2. Honor Your Hunger. This is one of the hardest parts of intuitive eating for me. I am an expert at ignoring my hunger until it is so overwhelming that I can’t help but overeat. Instead of keeping our bodies fueled at all times, many of us cut back until we can’t stand it anymore then overindulge, never keeping our bodies on a steady and even keel. You must learn to acknowledge when you are hungry and listen to your body when it asks for food.
3. Make Peace with Food. Another problem with dieting is that it imparts the idea that some foods are “good” and others are “bad”. The idea is extended to ourselves–if I eat good foods then I am good and if I eat bad foods then I am a bad person. You must make peace with food! You must give yourself permission to eat the things you like, to stop judging foods as good or bad. Once you have made peace with food you will realize that you can have the foods you love.
4. Challenge the Food Police. This is tied closely with making peace with food. Many people have an internal voice that tells them they are good or bad for the food choices they make. You must stand up to your internal food police for your right to eat what you like when you’re hungry. You must challenge your food related guilt and shame and learn to trust your body.
5. Respect Your Fullness. You must also learn to respect your fullness. For me this is tied very closely to honoring my hunger. I have a habit of ignoring my hunger then overeating well past the point of satiety. Your body will tell you when it has had enough. You must overcome the fear of leaving food on the plate, learn to listen for cues that your body has had enough and stop when it’s time to stop. There is no need to overeat because there will always be more food available later!

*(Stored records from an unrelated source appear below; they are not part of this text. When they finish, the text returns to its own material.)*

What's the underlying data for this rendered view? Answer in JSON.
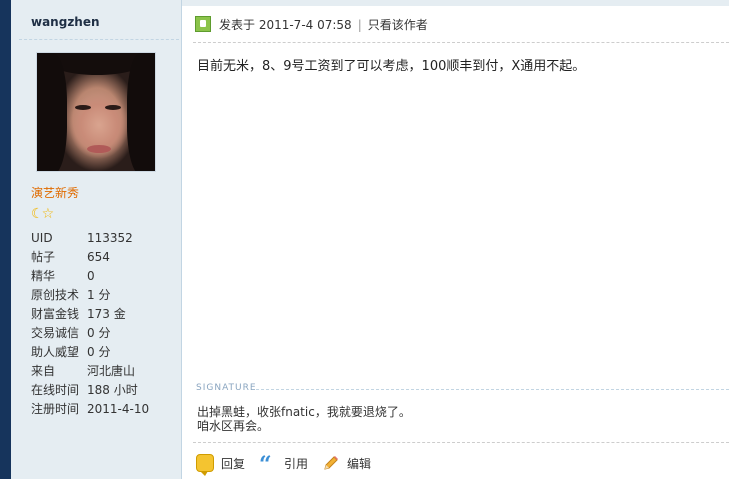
{
  "author": {
    "username": "wangzhen",
    "rank": "演艺新秀",
    "stars": [
      "moon",
      "star"
    ],
    "stats": [
      {
        "key": "UID",
        "value": "113352"
      },
      {
        "key": "帖子",
        "value": "654"
      },
      {
        "key": "精华",
        "value": "0"
      },
      {
        "key": "原创技术",
        "value": "1 分"
      },
      {
        "key": "财富金钱",
        "value": "173 金"
      },
      {
        "key": "交易诚信",
        "value": "0 分"
      },
      {
        "key": "助人威望",
        "value": "0 分"
      },
      {
        "key": "来自",
        "value": "河北唐山"
      },
      {
        "key": "在线时间",
        "value": "188 小时"
      },
      {
        "key": "注册时间",
        "value": "2011-4-10"
      }
    ]
  },
  "post": {
    "posted_label": "发表于 2011-7-4 07:58",
    "separator": "|",
    "only_author_label": "只看该作者",
    "content": "目前无米，8、9号工资到了可以考虑，100顺丰到付，X通用不起。"
  },
  "signature": {
    "label": "SIGNATURE",
    "line1": "出掉黑蛙，收张fnatic，我就要退烧了。",
    "line2": "咱水区再会。"
  },
  "actions": {
    "reply": "回复",
    "quote": "引用",
    "edit": "编辑"
  },
  "colors": {
    "sidebar_bg": "#e5edf2",
    "left_edge": "#16345c",
    "rank": "#e06b00"
  }
}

6. Discover the Satisfaction Factor. Do you eat for reasons other than hunger? Does that food even taste good or is it just going down the hatch, almost unnoticed, while the TV blares in the background? If you’re like me, you often take no joy in eating and instead don’t even notice the taste, smell and texture of your meal. Learn to savor, eat slowly, mindfully notice the qualities of the food. If you take the time to enjoy what you are eating, it’s easier to stop when it’s time to stop.

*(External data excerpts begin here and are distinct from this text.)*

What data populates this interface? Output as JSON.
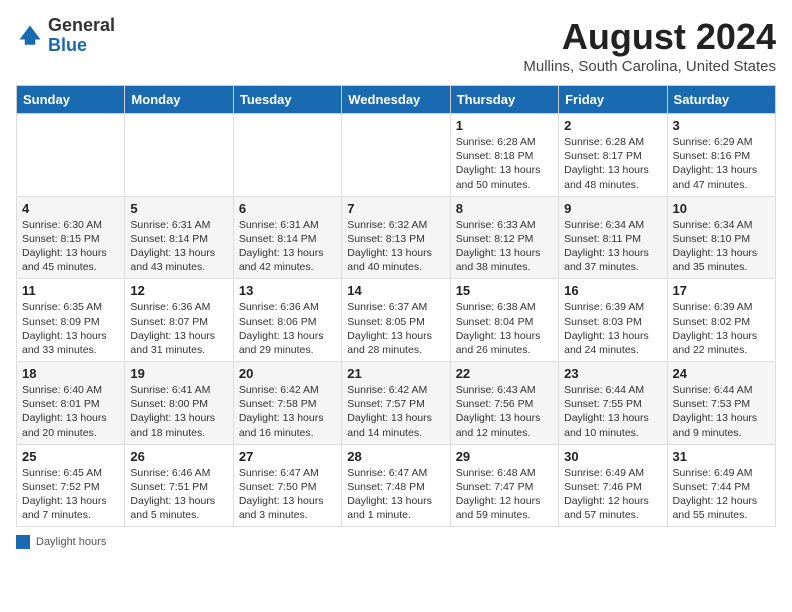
{
  "logo": {
    "text_general": "General",
    "text_blue": "Blue"
  },
  "header": {
    "title": "August 2024",
    "location": "Mullins, South Carolina, United States"
  },
  "weekdays": [
    "Sunday",
    "Monday",
    "Tuesday",
    "Wednesday",
    "Thursday",
    "Friday",
    "Saturday"
  ],
  "weeks": [
    [
      {
        "day": "",
        "info": ""
      },
      {
        "day": "",
        "info": ""
      },
      {
        "day": "",
        "info": ""
      },
      {
        "day": "",
        "info": ""
      },
      {
        "day": "1",
        "info": "Sunrise: 6:28 AM\nSunset: 8:18 PM\nDaylight: 13 hours\nand 50 minutes."
      },
      {
        "day": "2",
        "info": "Sunrise: 6:28 AM\nSunset: 8:17 PM\nDaylight: 13 hours\nand 48 minutes."
      },
      {
        "day": "3",
        "info": "Sunrise: 6:29 AM\nSunset: 8:16 PM\nDaylight: 13 hours\nand 47 minutes."
      }
    ],
    [
      {
        "day": "4",
        "info": "Sunrise: 6:30 AM\nSunset: 8:15 PM\nDaylight: 13 hours\nand 45 minutes."
      },
      {
        "day": "5",
        "info": "Sunrise: 6:31 AM\nSunset: 8:14 PM\nDaylight: 13 hours\nand 43 minutes."
      },
      {
        "day": "6",
        "info": "Sunrise: 6:31 AM\nSunset: 8:14 PM\nDaylight: 13 hours\nand 42 minutes."
      },
      {
        "day": "7",
        "info": "Sunrise: 6:32 AM\nSunset: 8:13 PM\nDaylight: 13 hours\nand 40 minutes."
      },
      {
        "day": "8",
        "info": "Sunrise: 6:33 AM\nSunset: 8:12 PM\nDaylight: 13 hours\nand 38 minutes."
      },
      {
        "day": "9",
        "info": "Sunrise: 6:34 AM\nSunset: 8:11 PM\nDaylight: 13 hours\nand 37 minutes."
      },
      {
        "day": "10",
        "info": "Sunrise: 6:34 AM\nSunset: 8:10 PM\nDaylight: 13 hours\nand 35 minutes."
      }
    ],
    [
      {
        "day": "11",
        "info": "Sunrise: 6:35 AM\nSunset: 8:09 PM\nDaylight: 13 hours\nand 33 minutes."
      },
      {
        "day": "12",
        "info": "Sunrise: 6:36 AM\nSunset: 8:07 PM\nDaylight: 13 hours\nand 31 minutes."
      },
      {
        "day": "13",
        "info": "Sunrise: 6:36 AM\nSunset: 8:06 PM\nDaylight: 13 hours\nand 29 minutes."
      },
      {
        "day": "14",
        "info": "Sunrise: 6:37 AM\nSunset: 8:05 PM\nDaylight: 13 hours\nand 28 minutes."
      },
      {
        "day": "15",
        "info": "Sunrise: 6:38 AM\nSunset: 8:04 PM\nDaylight: 13 hours\nand 26 minutes."
      },
      {
        "day": "16",
        "info": "Sunrise: 6:39 AM\nSunset: 8:03 PM\nDaylight: 13 hours\nand 24 minutes."
      },
      {
        "day": "17",
        "info": "Sunrise: 6:39 AM\nSunset: 8:02 PM\nDaylight: 13 hours\nand 22 minutes."
      }
    ],
    [
      {
        "day": "18",
        "info": "Sunrise: 6:40 AM\nSunset: 8:01 PM\nDaylight: 13 hours\nand 20 minutes."
      },
      {
        "day": "19",
        "info": "Sunrise: 6:41 AM\nSunset: 8:00 PM\nDaylight: 13 hours\nand 18 minutes."
      },
      {
        "day": "20",
        "info": "Sunrise: 6:42 AM\nSunset: 7:58 PM\nDaylight: 13 hours\nand 16 minutes."
      },
      {
        "day": "21",
        "info": "Sunrise: 6:42 AM\nSunset: 7:57 PM\nDaylight: 13 hours\nand 14 minutes."
      },
      {
        "day": "22",
        "info": "Sunrise: 6:43 AM\nSunset: 7:56 PM\nDaylight: 13 hours\nand 12 minutes."
      },
      {
        "day": "23",
        "info": "Sunrise: 6:44 AM\nSunset: 7:55 PM\nDaylight: 13 hours\nand 10 minutes."
      },
      {
        "day": "24",
        "info": "Sunrise: 6:44 AM\nSunset: 7:53 PM\nDaylight: 13 hours\nand 9 minutes."
      }
    ],
    [
      {
        "day": "25",
        "info": "Sunrise: 6:45 AM\nSunset: 7:52 PM\nDaylight: 13 hours\nand 7 minutes."
      },
      {
        "day": "26",
        "info": "Sunrise: 6:46 AM\nSunset: 7:51 PM\nDaylight: 13 hours\nand 5 minutes."
      },
      {
        "day": "27",
        "info": "Sunrise: 6:47 AM\nSunset: 7:50 PM\nDaylight: 13 hours\nand 3 minutes."
      },
      {
        "day": "28",
        "info": "Sunrise: 6:47 AM\nSunset: 7:48 PM\nDaylight: 13 hours\nand 1 minute."
      },
      {
        "day": "29",
        "info": "Sunrise: 6:48 AM\nSunset: 7:47 PM\nDaylight: 12 hours\nand 59 minutes."
      },
      {
        "day": "30",
        "info": "Sunrise: 6:49 AM\nSunset: 7:46 PM\nDaylight: 12 hours\nand 57 minutes."
      },
      {
        "day": "31",
        "info": "Sunrise: 6:49 AM\nSunset: 7:44 PM\nDaylight: 12 hours\nand 55 minutes."
      }
    ]
  ],
  "footer": {
    "label": "Daylight hours"
  }
}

7. Honor Your Feelings Without Using Food. This one is very difficult for me. I am a boredom eater. During the daytime when I’m busy at work I don’t get many cravings. At home when nothing is going on I feel the need to munch on something almost all the time. According to intuitiveeating.com:
Find ways to comfort , nurture, distract, and resolve your issues without using food. Anxiety, loneliness, boredom, anger are emotions we all experience throughout life. Each has its own trigger, and each has its own appeasement. Food won’t fix any of these feelings.

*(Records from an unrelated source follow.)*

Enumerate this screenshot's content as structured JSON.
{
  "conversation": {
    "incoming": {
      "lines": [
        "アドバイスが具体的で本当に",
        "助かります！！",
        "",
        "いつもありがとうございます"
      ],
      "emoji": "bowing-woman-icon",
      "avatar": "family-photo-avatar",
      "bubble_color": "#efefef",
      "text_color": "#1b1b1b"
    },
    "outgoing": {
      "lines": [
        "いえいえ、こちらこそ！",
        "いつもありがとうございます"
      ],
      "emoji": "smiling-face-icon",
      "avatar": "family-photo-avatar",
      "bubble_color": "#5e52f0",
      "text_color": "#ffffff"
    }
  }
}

8. Respect Your Body. We aren’t all meant to be supermodel thin. Your perfect body may be a little heavier, a little rounder, a little more bottom heavy, a little more buxom. We all have different qualities that make us unique and we must learn to accept and respect that.
9. Exercise–Feel the Difference. This could mean different things for different people. For me it means lifting weights and doing yoga. For you it could mean running, walking, baseball, hockey, swimming, etc. Find an activity you enjoy and do it. If you aren’t in great shape, do something anyways, just don’t push yourself too hard. You don’t have to exercise for hours a day to get in great shape. Take the stairs, park farther away, walk around the block at lunch and stretch out while you’re watching TV in the evening instead of mindlessly snacking. Instead of focusing on losing weight, focus on feeling good.
10. Honor Your Health. Instead of focusing on foods that are low in calories, focus on foods that make you feel good. Maybe you want to keep a journal and track how you feel after you eat different foods to see which ones are best for your body type and which ones you need to avoid. Some people may need more carbs and some may need more protein. Focus on what feels best for you, focus on eating high quality foods with good nutritional profiles and focus on staying healthy rather than focusing on staying thin. And remember, one dessert won’t kill you.